Embora o direito fundamental a trinta dias de licença remunerada permaneça inalterado, a nova legislação foca em como esse direito é administrado e fiscalizado. A principal inovação é a penalidade financeira direta, aplicada administrativamente sem a necessidade de um processo judicial. Esta medida representa um avanço na proteção do trabalhador, pois torna a consequência para o descumprimento mais célere e efetiva. Outro pilar da reforma é a formalização da comunicação das férias, que agora deve ser feita por escrito e entregue ao colaborador com antecedência mínima de um mês, garantindo previsibilidade e segurança jurídica para ambas as partes. Essas mudanças forçam as empresas a um planejamento mais rigoroso e transparente.
Flexibilização das Férias com Regras Mais Rígidas
A possibilidade de fracionar o período de descanso continua existindo, porém, com critérios mais estritos para assegurar um repouso efetivamente reparador. A legislação permite a divisão em até três blocos, seguindo regras claras: o primeiro período deve ter, no mínimo, catorze dias corridos, enquanto os dois períodos restantes não podem ser inferiores a cinco dias cada. Uma condição crucial é que a proposta de divisão deve ser justificada pela empresa, e o colaborador tem o direito de recusá-la, impedindo que a segmentação seja uma imposição unilateral.
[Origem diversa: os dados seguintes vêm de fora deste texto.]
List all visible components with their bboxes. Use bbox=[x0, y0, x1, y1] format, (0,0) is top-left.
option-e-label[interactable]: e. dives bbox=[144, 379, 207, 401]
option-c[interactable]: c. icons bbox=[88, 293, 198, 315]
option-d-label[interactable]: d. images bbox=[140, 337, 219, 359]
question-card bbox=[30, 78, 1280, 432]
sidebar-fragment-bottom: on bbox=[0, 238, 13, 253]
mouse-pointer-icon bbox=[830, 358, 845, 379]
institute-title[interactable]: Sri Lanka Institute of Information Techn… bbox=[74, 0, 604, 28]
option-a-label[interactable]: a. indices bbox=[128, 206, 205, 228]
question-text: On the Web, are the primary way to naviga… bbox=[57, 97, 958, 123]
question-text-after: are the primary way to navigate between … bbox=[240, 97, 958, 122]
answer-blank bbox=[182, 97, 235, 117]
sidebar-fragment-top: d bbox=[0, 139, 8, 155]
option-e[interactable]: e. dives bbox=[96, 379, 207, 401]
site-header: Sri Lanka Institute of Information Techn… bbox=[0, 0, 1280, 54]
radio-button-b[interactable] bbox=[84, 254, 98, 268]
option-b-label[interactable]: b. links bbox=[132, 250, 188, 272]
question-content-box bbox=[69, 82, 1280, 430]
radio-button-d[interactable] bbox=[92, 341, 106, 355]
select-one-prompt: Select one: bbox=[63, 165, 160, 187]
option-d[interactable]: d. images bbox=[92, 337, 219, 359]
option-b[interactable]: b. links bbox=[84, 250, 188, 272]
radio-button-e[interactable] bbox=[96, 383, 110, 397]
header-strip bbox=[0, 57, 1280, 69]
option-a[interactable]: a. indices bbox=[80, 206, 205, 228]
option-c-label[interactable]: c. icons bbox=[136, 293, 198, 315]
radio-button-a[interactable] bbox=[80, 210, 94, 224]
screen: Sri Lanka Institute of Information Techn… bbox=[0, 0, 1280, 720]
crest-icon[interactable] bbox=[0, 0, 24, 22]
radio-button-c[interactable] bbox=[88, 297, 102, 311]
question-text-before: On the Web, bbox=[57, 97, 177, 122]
Além disso, a reforma fortalece outros direitos, como o da desconexão, que proíbe o contato profissional fora do expediente. Para empoderar o trabalhador, foram criadas ferramentas digitais, como uma plataforma governamental para consulta de benefícios e notificações proativas sobre irregularidades enviadas pelo app da Carteira de Trabalho Digital, obrigando as corporações a uma rápida adaptação de seus processos de RH.